Dans son livre « la force du silence », le Cardinal Sarah évoque les dernières notes du Salve Regina de la Grande Chartreuse, venant mourir une à une dans un silence filial (n°247). Peu avant la parution de ce livre, le Cardinal guinéen rendit public un bel exposé sur le silence à l’église (Os. Rom., 30 janvier 2016), articulant son propos selon quatre axes : le silence comme valeur ascétique chrétienne, le silence comme condition de la prière contemplative, le silence prévu par les normes liturgiques, le silence enfin qui se confond avec la liturgie. Mais bien sûr, tout ici se tient, orienté vers ce dernier point. Il faut donc commencer par se taire, faisant effort pour se tenir tranquille à l’église : L’ascèse en effet, écrit le Cardinal, voilà le moyen indispensable qui nous aide à enlever de notre vie tout ce qui l’alourdit, c’est-à-dire ce qui entrave notre vie spirituelle ou intérieure, et donc ce qui constitue un obstacle à la prière. La joyeuse conversion de Zachée nous encourage ici  : il change sa vie sans tergiverser quand il s’agit d’accueillir chez lui le Seigneur ; il prend les grands moyens pour l’accueillir dans la demeure de son cœur, faisant taire d’un seul coup toutes ses anciennes préoccupations plus ou moins louches. Pour nous autres aussi, puissions-nous donner un coup d’arrêt aux pensées tumultueuses qui jasent en nous. Le silence intérieur, souligne le Cardinal, peut être constitué par l’absence de souvenirs, de projets, de paroles intérieures, de soucis. Plus important encore, grâce à un acte de la volonté, il peut résulter de l’absence d’affections désordonnées, ou de désirs excessifs.

Cela vaut pour notre temps comme pour celui de Zachée. Siècle après siècle, les Pères de l’Église ont souligné de la même façon la nécessité d’une bonne préparation avant d’accéder dans le sanctuaire et dans notre intérieur. Le Cal Sarah dans son article cite S. Ambroise, S. Augustin et S. Grégoire le Grand ; il renvoie également au chapitre VI de notre Règle bénédictine consacrée à cette réserve qui empêche de se répandre à tout propos pour des riens. L’esprit de la liturgie requiert ce beau et joyeux sérieux face à Dieu et à ses mystères.

Le saint Curé d’Ars, pour en revenir à lui, donnait l’exemple quand il était à l’église.

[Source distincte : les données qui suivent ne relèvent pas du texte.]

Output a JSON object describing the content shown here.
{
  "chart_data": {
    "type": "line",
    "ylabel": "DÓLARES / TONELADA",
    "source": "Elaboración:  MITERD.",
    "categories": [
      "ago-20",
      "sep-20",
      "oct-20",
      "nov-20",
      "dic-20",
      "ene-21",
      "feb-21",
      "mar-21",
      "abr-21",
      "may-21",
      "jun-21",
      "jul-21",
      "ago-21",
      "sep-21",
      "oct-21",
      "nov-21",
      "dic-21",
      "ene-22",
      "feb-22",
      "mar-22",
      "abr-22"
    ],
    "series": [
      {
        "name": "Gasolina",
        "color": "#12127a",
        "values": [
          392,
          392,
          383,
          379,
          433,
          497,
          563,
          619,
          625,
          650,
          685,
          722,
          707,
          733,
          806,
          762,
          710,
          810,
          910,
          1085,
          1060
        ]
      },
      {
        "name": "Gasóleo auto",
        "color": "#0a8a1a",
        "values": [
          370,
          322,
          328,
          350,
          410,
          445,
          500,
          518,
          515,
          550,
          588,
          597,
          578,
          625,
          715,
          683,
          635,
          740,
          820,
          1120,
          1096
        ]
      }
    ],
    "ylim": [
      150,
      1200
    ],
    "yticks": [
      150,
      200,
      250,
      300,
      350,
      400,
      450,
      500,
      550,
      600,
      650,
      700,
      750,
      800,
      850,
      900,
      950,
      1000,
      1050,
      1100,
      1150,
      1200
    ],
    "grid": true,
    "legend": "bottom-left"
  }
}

À Ars, il y tenait compagnie au Seigneur de longues heures durant, en silence devant le tabernacle. La statue célèbre de Cabuchet le montre si ardent et modeste à la fois. Voyez combien cela fait plaisir à Jésus-Christ, disait-il lui-même, il est rapporté qu’un saint prêtre couchait toutes les nuits sur le marchepied de l’autel, afin d’être plus près de Jésus-Christ. Le bon Dieu permit qu’il y mourût ; il fut enterré dans le même endroit. Un autre couchait à la sacristie pour la même raison. Lorsque saint Louis était en voyage, dit ailleurs le curé d’Ars, au lieu de passer la nuit dans un lit, il la passait dans une église : si on lui disait qu’il ne pourrait pas y tenir, il répondait qu’il se trouvait mieux que quand il la passait dans son lit, tant il goûtait de consolations en la compagnie d’un si bon Maître.

La Mère de Dieu est toujours devant Dieu, en son sanctuaire trinitaire. La liturgie l’associe à l’antique Sion accueillant l’Arche sainte de l’Ancienne Alliance : Tressaille d’une joie immense, fille de Sion ! Pousse des cris d’allégresse, fille de Jérusalem ! Voici que ton Roi vient à toi (Zach. 9,9). Marie devance l’Église et la presse d’accueillir avec une joie indicible son Époux et son Cœur Eucharistique, adorant par Lui Dieu devenu son salut, exultavit spiritus meus, in Deo salutari meo, amen.